Exchange ratios factor into an asset or fund’s rate of return. Bankrate explains.

What is an expense ratio?

The expense ratio is a measure of what it costs an investment company to operate an asset fund. Investors research them to determine the rate of return on a potential investment.

Deeper definition

Mutual funds, exchange-traded funds (ETFs), and other types of investments charge fees to shareholders determined by an expense ratio. The ratio is expressed as a percentage and is calculated by dividing the fund’s operating costs by the average dollar value of assets under management. Such operating costs could include payments to management, advisers, and bookkeepers; taxes and legal expenses; and what are called 12b-1 fees, which pay for marketing and distribution. The result tells you what percentage of the fund’s assets pay for its expenses.

High expense ratios indicate a reduction in the value of the investment, while a low ratio means the asset value helps offset the fund’s expenses.

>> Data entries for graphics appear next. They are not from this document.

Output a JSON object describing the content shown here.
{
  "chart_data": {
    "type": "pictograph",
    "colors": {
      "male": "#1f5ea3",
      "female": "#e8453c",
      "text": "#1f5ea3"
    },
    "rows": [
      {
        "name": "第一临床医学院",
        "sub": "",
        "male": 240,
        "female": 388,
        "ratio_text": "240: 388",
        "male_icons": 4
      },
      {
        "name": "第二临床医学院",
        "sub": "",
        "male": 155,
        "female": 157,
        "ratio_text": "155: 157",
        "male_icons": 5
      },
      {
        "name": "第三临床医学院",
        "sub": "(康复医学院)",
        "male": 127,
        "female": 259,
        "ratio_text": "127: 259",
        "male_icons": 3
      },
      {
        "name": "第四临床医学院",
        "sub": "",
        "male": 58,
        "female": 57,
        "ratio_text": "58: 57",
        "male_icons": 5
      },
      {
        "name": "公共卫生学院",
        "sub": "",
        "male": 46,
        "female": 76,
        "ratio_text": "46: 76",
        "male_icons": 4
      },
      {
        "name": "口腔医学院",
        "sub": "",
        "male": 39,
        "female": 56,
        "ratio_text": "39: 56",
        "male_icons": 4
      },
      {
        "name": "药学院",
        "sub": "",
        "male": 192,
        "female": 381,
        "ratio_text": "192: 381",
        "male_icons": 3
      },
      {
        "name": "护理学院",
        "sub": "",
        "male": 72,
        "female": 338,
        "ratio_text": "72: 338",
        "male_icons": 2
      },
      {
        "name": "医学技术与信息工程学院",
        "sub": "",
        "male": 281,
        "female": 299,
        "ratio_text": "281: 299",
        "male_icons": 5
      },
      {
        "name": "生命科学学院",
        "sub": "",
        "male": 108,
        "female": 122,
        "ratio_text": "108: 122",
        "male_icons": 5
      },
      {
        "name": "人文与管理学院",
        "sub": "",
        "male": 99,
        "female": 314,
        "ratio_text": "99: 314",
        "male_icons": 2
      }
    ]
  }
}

Small funds often have a high ratio, because even though the assets in the fund are limited, it must still meet management and administration fees. Larger funds might have a low expense ratio, as the costs are spread across a wider asset base. In some cases, a fund may waive a portion of its operating costs.

Bankrate’s money market comparison tool can help you make the most of your investment.

Expense ratio example

Mary is looking at different types of investments to put her money into. She finds a bond fund and puts $10,000 into it, and, after researching it, she discovers that its expense ratio is 1.4%. Over the next year, her returns averaged 5%. However, she doesn’t collect the full amount; rather, she earns 5% minus 1.4%, or 3.6%. Her actual returns are $360 instead of $500, meaning that the expense ratio consumed 28% of her returns.